Writer's picture: Hannah BloodworthHannah Bloodworth

I venture to write this piece because, for the entirety of my adulthood, I have not believed in myself or what I truly want. Naturally, I have many thoughts to share and I finally feel clear-minded enough to do so.

I've shut out the possibility that I could become a creative and successful person. For the longest time, those two characteristics did not seem to coincide, but were instead two mutually exclusive labels. As the world shifts, so does my focus as I see hundreds and thousands of individuals building success on creativity itself. It's both inspiring and encouraging to see other women building a career for themselves based on their natural talents - ones that I believe are often overlooked.


I grew up a very artistic child - not one for school (in fact, I hated every bit of it), but instead gravitated towards the arts, writing, and outlets that let me express who I was and the vision I had. My little mind thrived on the Home & Garden network, magazines, drawing and painting, and writing. Unfortunately, I never once believed that these interests were anything beyond hobbies.


By the time I graduated high school, I had filled countless journals and notebooks. Underneath my bed was the home to dozens of magazines, all scoured through and cut to bits as I found particular images that sparked my interest. I took to Tumblr as well (as a great deal of teenagers in the early-mid 2000s can attest to this as well); it was a wonderful creative outlet where I could write and share images and quotes that spoke to me. I was never skilled at math or science and often felt that this meant I would be unsuccessful as an adult. I also believed my interests or talents were less valuable.


When I started college, I was intent on becoming an architect / interior designer. I absolutely loved my art history course and couldn't wait to delve into design. I started to feel incredibly discouraged by the time I finished statistics and dropped out of my physics course. I thought, if this is the path to a creative career, I don't want it. I was also very short-sighted... I wanted what would be easy in the moment without foresight to the future. At the time, I was working as a nanny and the attorney I worked for sparked my interest in law...


I wish someone would have told me: "HANNAH - law is the opposite path of the creative heart you possess!!!" But, truth be told, I loved the idea of becoming a lawyer and I knew I could do it well. I was determined and strong-willed and I loved studying criminal justice. It was also something that felt more tangible...more attainable. Read: it was safe - no big risk involved.

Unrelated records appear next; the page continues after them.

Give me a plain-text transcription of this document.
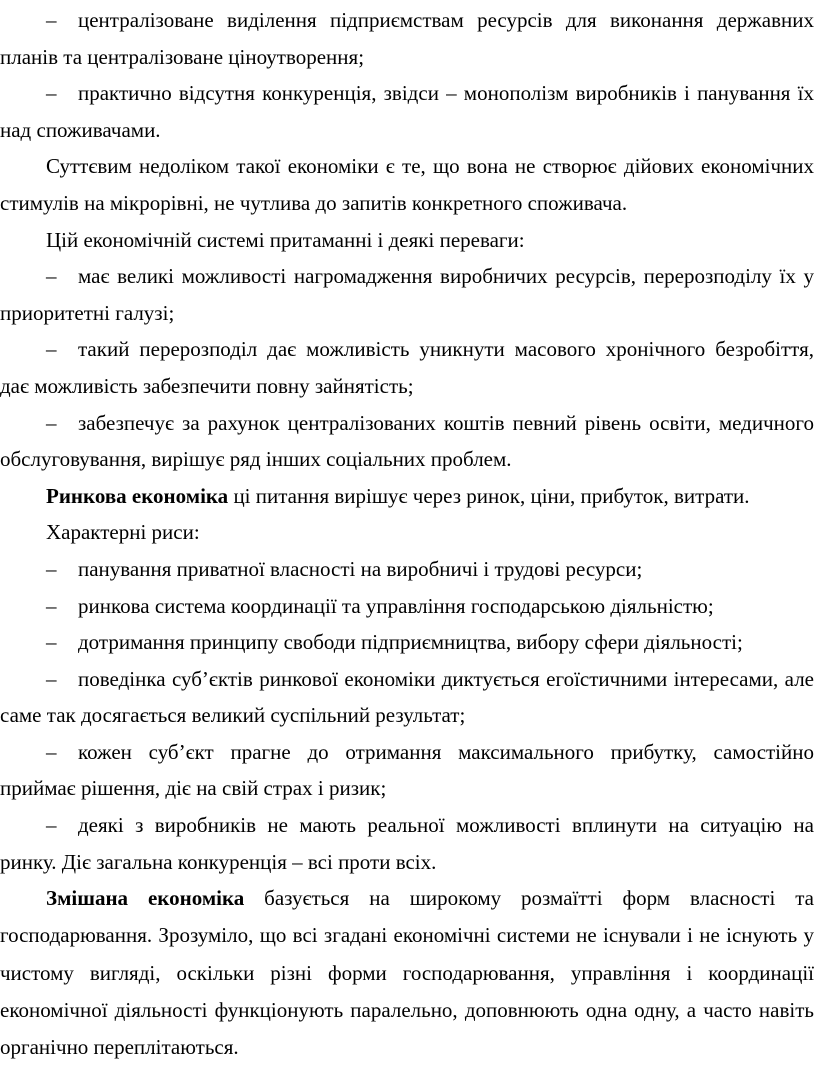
– централізоване виділення підприємствам ресурсів для виконання державних планів та централізоване ціноутворення;

– практично відсутня конкуренція, звідси – монополізм виробників і панування їх над споживачами.

Суттєвим недоліком такої економіки є те, що вона не створює дійових економічних стимулів на мікрорівні, не чутлива до запитів конкретного споживача.

Цій економічній системі притаманні і деякі переваги:

– має великі можливості нагромадження виробничих ресурсів, перерозподілу їх у приоритетні галузі;

– такий перерозподіл дає можливість уникнути масового хронічного безробіття, дає можливість забезпечити повну зайнятість;

– забезпечує за рахунок централізованих коштів певний рівень освіти, медичного обслуговування, вирішує ряд інших соціальних проблем.

Ринкова економіка ці питання вирішує через ринок, ціни, прибуток, витрати.

Характерні риси:

– панування приватної власності на виробничі і трудові ресурси;

– ринкова система координації та управління господарською діяльністю;

– дотримання принципу свободи підприємництва, вибору сфери діяльності;

– поведінка суб’єктів ринкової економіки диктується егоїстичними інтересами, але саме так досягається великий суспільний результат;

– кожен суб’єкт прагне до отримання максимального прибутку, самостійно приймає рішення, діє на свій страх і ризик;

– деякі з виробників не мають реальної можливості вплинути на ситуацію на ринку. Діє загальна конкуренція – всі проти всіх.

Змішана економіка базується на широкому розмаїтті форм власності та господарювання. Зрозуміло, що всі згадані економічні системи не існували і не існують у чистому вигляді, оскільки різні форми господарювання, управління і координації економічної діяльності функціонують паралельно, доповнюють одна одну, а часто навіть органічно переплітаються.
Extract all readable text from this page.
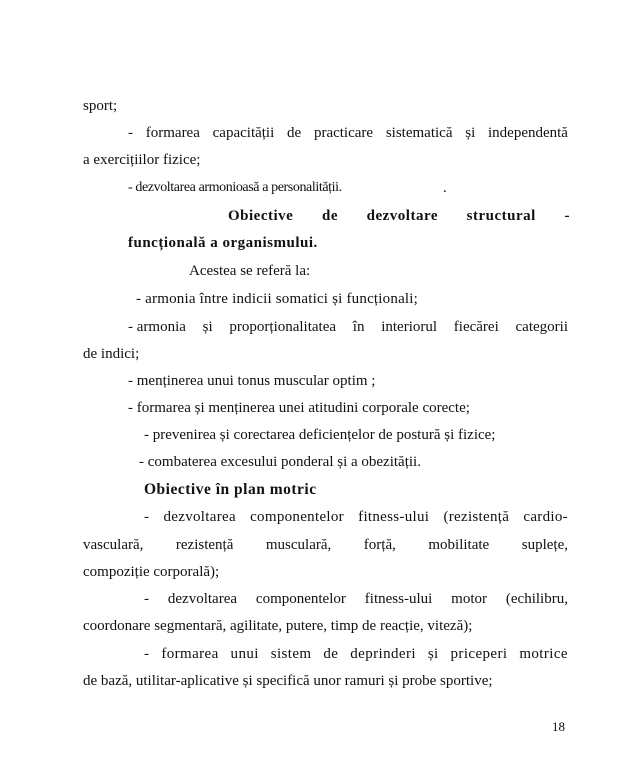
sport;
- formarea capacității de practicare sistematică și independentă
a exercițiilor fizice;
- dezvoltarea armonioasă a personalității.	.
Obiective de dezvoltare structural -
funcțională a organismului.
Acestea se referă la:
- armonia între indicii somatici și funcționali;
- armonia și proporționalitatea în interiorul fiecărei categorii
de indici;
- menținerea unui tonus muscular optim ;
- formarea și menținerea unei atitudini corporale corecte;
- prevenirea și corectarea deficiențelor de postură și fizice;
- combaterea excesului ponderal și a obezității.
Obiective în plan motric
- dezvoltarea componentelor fitness-ului (rezistență cardio-
vasculară, rezistență musculară, forță, mobilitate suplețe,
compoziție corporală);
- dezvoltarea componentelor fitness-ului motor (echilibru,
coordonare segmentară, agilitate, putere, timp de reacție, viteză);
- formarea unui sistem de deprinderi și priceperi motrice
de bază, utilitar-aplicative și specifică unor ramuri și probe sportive;
18
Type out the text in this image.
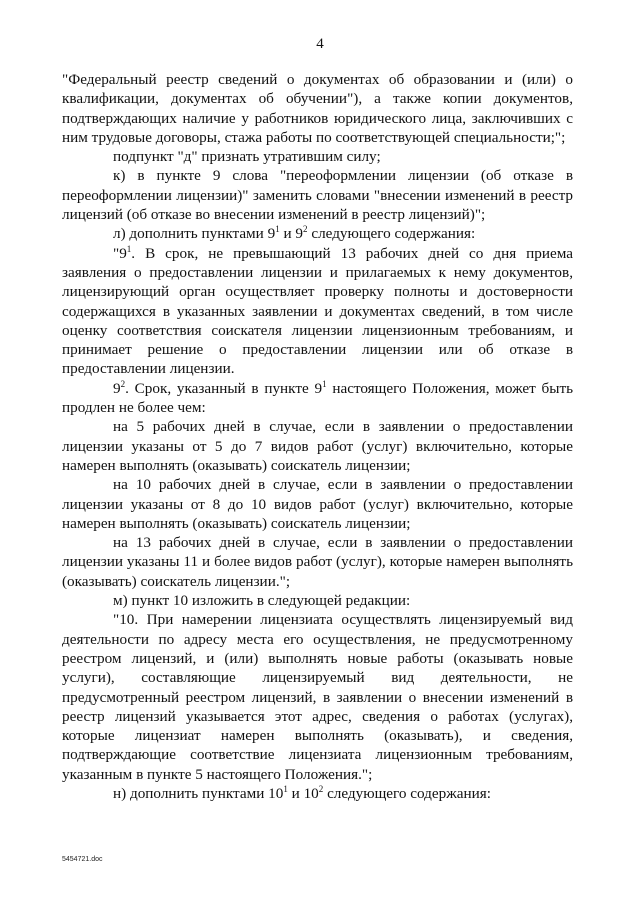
4

"Федеральный реестр сведений о документах об образовании и (или) о квалификации, документах об обучении"), а также копии документов, подтверждающих наличие у работников юридического лица, заключивших с ним трудовые договоры, стажа работы по соответствующей специальности;";

подпункт "д" признать утратившим силу;

к) в пункте 9 слова "переоформлении лицензии (об отказе в переоформлении лицензии)" заменить словами "внесении изменений в реестр лицензий (об отказе во внесении изменений в реестр лицензий)";

л) дополнить пунктами $9^1$ и $9^2$ следующего содержания:

"$9^1$. В срок, не превышающий 13 рабочих дней со дня приема заявления о предоставлении лицензии и прилагаемых к нему документов, лицензирующий орган осуществляет проверку полноты и достоверности содержащихся в указанных заявлении и документах сведений, в том числе оценку соответствия соискателя лицензии лицензионным требованиям, и принимает решение о предоставлении лицензии или об отказе в предоставлении лицензии.

$9^2$. Срок, указанный в пункте $9^1$ настоящего Положения, может быть продлен не более чем:

на 5 рабочих дней в случае, если в заявлении о предоставлении лицензии указаны от 5 до 7 видов работ (услуг) включительно, которые намерен выполнять (оказывать) соискатель лицензии;

на 10 рабочих дней в случае, если в заявлении о предоставлении лицензии указаны от 8 до 10 видов работ (услуг) включительно, которые намерен выполнять (оказывать) соискатель лицензии;

на 13 рабочих дней в случае, если в заявлении о предоставлении лицензии указаны 11 и более видов работ (услуг), которые намерен выполнять (оказывать) соискатель лицензии.";

м) пункт 10 изложить в следующей редакции:

"10. При намерении лицензиата осуществлять лицензируемый вид деятельности по адресу места его осуществления, не предусмотренному реестром лицензий, и (или) выполнять новые работы (оказывать новые услуги), составляющие лицензируемый вид деятельности, не предусмотренный реестром лицензий, в заявлении о внесении изменений в реестр лицензий указывается этот адрес, сведения о работах (услугах), которые лицензиат намерен выполнять (оказывать), и сведения, подтверждающие соответствие лицензиата лицензионным требованиям, указанным в пункте 5 настоящего Положения.";

н) дополнить пунктами $10^1$ и $10^2$ следующего содержания:

5454721.doc
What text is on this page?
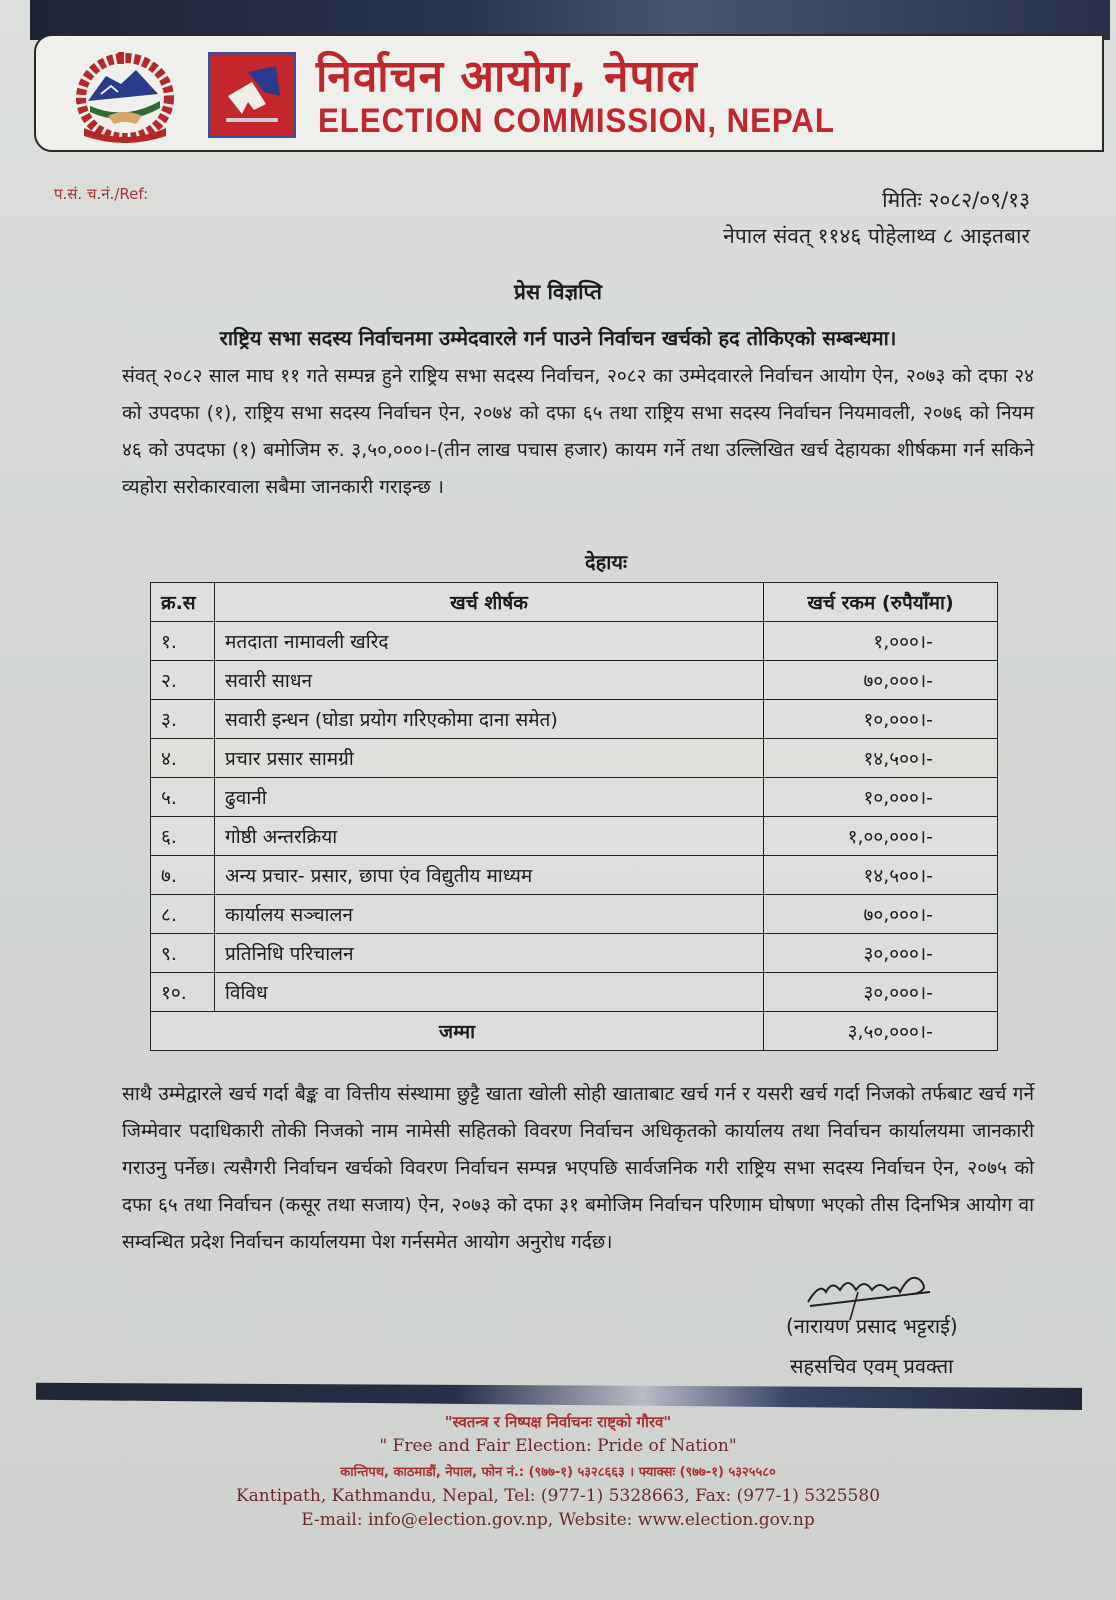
निर्वाचन आयोग, नेपाल
ELECTION COMMISSION, NEPAL
प.सं. च.नं./Ref:	मितिः २०८२/०९/१३
नेपाल संवत् ११४६ पोहेलाथ्व ८ आइतबार
प्रेस विज्ञप्ति
राष्ट्रिय सभा सदस्य निर्वाचनमा उम्मेदवारले गर्न पाउने निर्वाचन खर्चको हद तोकिएको सम्बन्धमा।
संवत् २०८२ साल माघ ११ गते सम्पन्न हुने राष्ट्रिय सभा सदस्य निर्वाचन, २०८२ का उम्मेदवारले निर्वाचन आयोग ऐन, २०७३ को दफा २४ को उपदफा (१), राष्ट्रिय सभा सदस्य निर्वाचन ऐन, २०७४ को दफा ६५ तथा राष्ट्रिय सभा सदस्य निर्वाचन नियमावली, २०७६ को नियम ४६ को उपदफा (१) बमोजिम रु. ३,५०,०००।-(तीन लाख पचास हजार) कायम गर्ने तथा उल्लिखित खर्च देहायका शीर्षकमा गर्न सकिने व्यहोरा सरोकारवाला सबैमा जानकारी गराइन्छ ।
देहायः
क्र.स	खर्च शीर्षक	खर्च रकम (रुपैयाँमा)
१.	मतदाता नामावली खरिद	१,०००।-
२.	सवारी साधन	७०,०००।-
३.	सवारी इन्धन (घोडा प्रयोग गरिएकोमा दाना समेत)	१०,०००।-
४.	प्रचार प्रसार सामग्री	१४,५००।-
५.	ढुवानी	१०,०००।-
६.	गोष्ठी अन्तरक्रिया	१,००,०००।-
७.	अन्य प्रचार- प्रसार, छापा एंव विद्युतीय माध्यम	१४,५००।-
८.	कार्यालय सञ्चालन	७०,०००।-
९.	प्रतिनिधि परिचालन	३०,०००।-
१०.	विविध	३०,०००।-
जम्मा		३,५०,०००।-
साथै उम्मेद्वारले खर्च गर्दा बैङ्क वा वित्तीय संस्थामा छुट्टै खाता खोली सोही खाताबाट खर्च गर्न र यसरी खर्च गर्दा निजको तर्फबाट खर्च गर्ने जिम्मेवार पदाधिकारी तोकी निजको नाम नामेसी सहितको विवरण निर्वाचन अधिकृतको कार्यालय तथा निर्वाचन कार्यालयमा जानकारी गराउनु पर्नेछ। त्यसैगरी निर्वाचन खर्चको विवरण निर्वाचन सम्पन्न भएपछि सार्वजनिक गरी राष्ट्रिय सभा सदस्य निर्वाचन ऐन, २०७५ को दफा ६५ तथा निर्वाचन (कसूर तथा सजाय) ऐन, २०७३ को दफा ३१ बमोजिम निर्वाचन परिणाम घोषणा भएको तीस दिनभित्र आयोग वा सम्वन्धित प्रदेश निर्वाचन कार्यालयमा पेश गर्नसमेत आयोग अनुरोध गर्दछ।
(नारायण प्रसाद भट्टराई)
सहसचिव एवम् प्रवक्ता
"स्वतन्त्र र निष्पक्ष निर्वाचनः राष्ट्को गौरव"
" Free and Fair Election: Pride of Nation"
कान्तिपथ, काठमाडौं, नेपाल, फोन नं.: (९७७-१) ५३२८६६३ । फ्याक्सः (९७७-१) ५३२५५८०
Kantipath, Kathmandu, Nepal, Tel: (977-1) 5328663, Fax: (977-1) 5325580
E-mail: info@election.gov.np, Website: www.election.gov.np
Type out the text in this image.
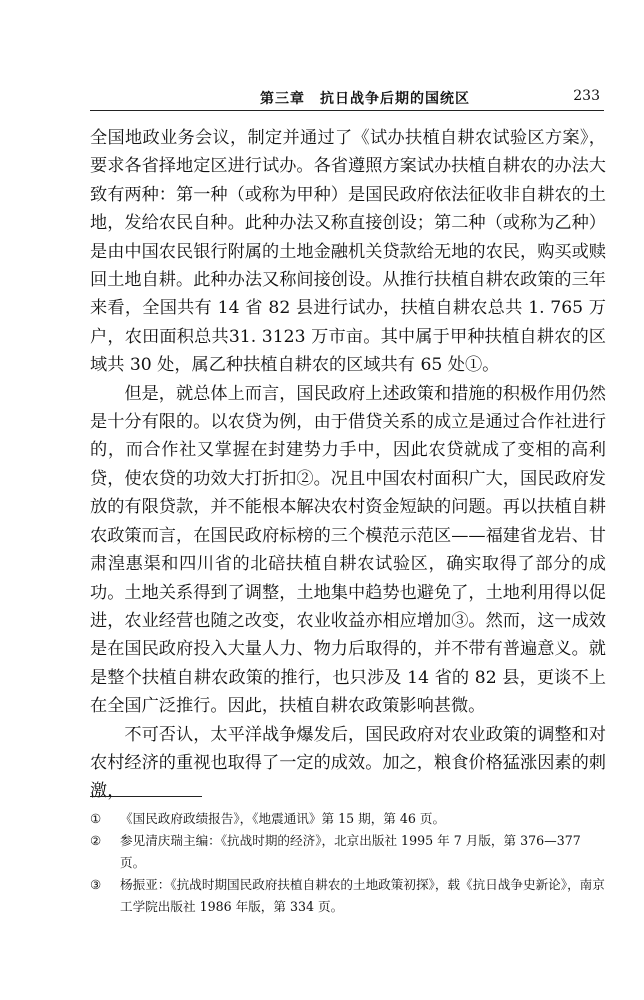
第三章　抗日战争后期的国统区	233

全国地政业务会议，制定并通过了《试办扶植自耕农试验区方案》，要求各省择地定区进行试办。各省遵照方案试办扶植自耕农的办法大致有两种：第一种（或称为甲种）是国民政府依法征收非自耕农的土地，发给农民自种。此种办法又称直接创设；第二种（或称为乙种）是由中国农民银行附属的土地金融机关贷款给无地的农民，购买或赎回土地自耕。此种办法又称间接创设。从推行扶植自耕农政策的三年来看，全国共有 14 省 82 县进行试办，扶植自耕农总共 1. 765 万户，农田面积总共31. 3123 万市亩。其中属于甲种扶植自耕农的区域共 30 处，属乙种扶植自耕农的区域共有 65 处①。

但是，就总体上而言，国民政府上述政策和措施的积极作用仍然是十分有限的。以农贷为例，由于借贷关系的成立是通过合作社进行的，而合作社又掌握在封建势力手中，因此农贷就成了变相的高利贷，使农贷的功效大打折扣②。况且中国农村面积广大，国民政府发放的有限贷款，并不能根本解决农村资金短缺的问题。再以扶植自耕农政策而言，在国民政府标榜的三个模范示范区——福建省龙岩、甘肃湟惠渠和四川省的北碚扶植自耕农试验区，确实取得了部分的成功。土地关系得到了调整，土地集中趋势也避免了，土地利用得以促进，农业经营也随之改变，农业收益亦相应增加③。然而，这一成效是在国民政府投入大量人力、物力后取得的，并不带有普遍意义。就是整个扶植自耕农政策的推行，也只涉及 14 省的 82 县，更谈不上在全国广泛推行。因此，扶植自耕农政策影响甚微。

不可否认，太平洋战争爆发后，国民政府对农业政策的调整和对农村经济的重视也取得了一定的成效。加之，粮食价格猛涨因素的刺激，

① 《国民政府政绩报告》，《地震通讯》第 15 期，第 46 页。

② 参见清庆瑞主编：《抗战时期的经济》，北京出版社 1995 年 7 月版，第 376—377 页。

③ 杨振亚：《抗战时期国民政府扶植自耕农的土地政策初探》，载《抗日战争史新论》，南京工学院出版社 1986 年版，第 334 页。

I also excelled greatly in college once I changed my major and started studying social science. I got a true high from making good grades and expressing my opinion through research and essays. By in large, it formed my identity for a time. This set me on a course that did not lead to law school, but instead landed me with a Master's degree in Criminal Justice. I'll always value the journey for what it was, and while I'm incredibly grateful for that path and all it taught me...


it's time to get back to my roots.


I'm disappointed that, in many ways, the culture in America puts forth that a strong work ethic naturally must translate to becoming a doctor, a teacher, a lawyer, and so on. These things are deemed 'worthy' and 'necessary,' while the artistic world is ignored and under valued. I could go on and on about the necessity of art and creatives (e.g. historical value, quality of life, influence in media, culture, etc). Art (in all its MANY forms) quite literally shapes us and our world.


My heart absolutely yearns to create and inspire. I'm driven by visuals and words and doing. There's something so freeing about writing, brainstorming, collecting, envisioning, and ultimately creating. I aspire to create something beautiful with my words: words that encourage and move others. I aspire to use my eye to curate beautiful spaces. I want to push myself outside of the monotony I've been living it to pursue something greater.


For the first time I believe I have the power to do so.


I'm not sure where I'll land, but I'm determined to seek out what makes my heart happy, while inspiring others along the way.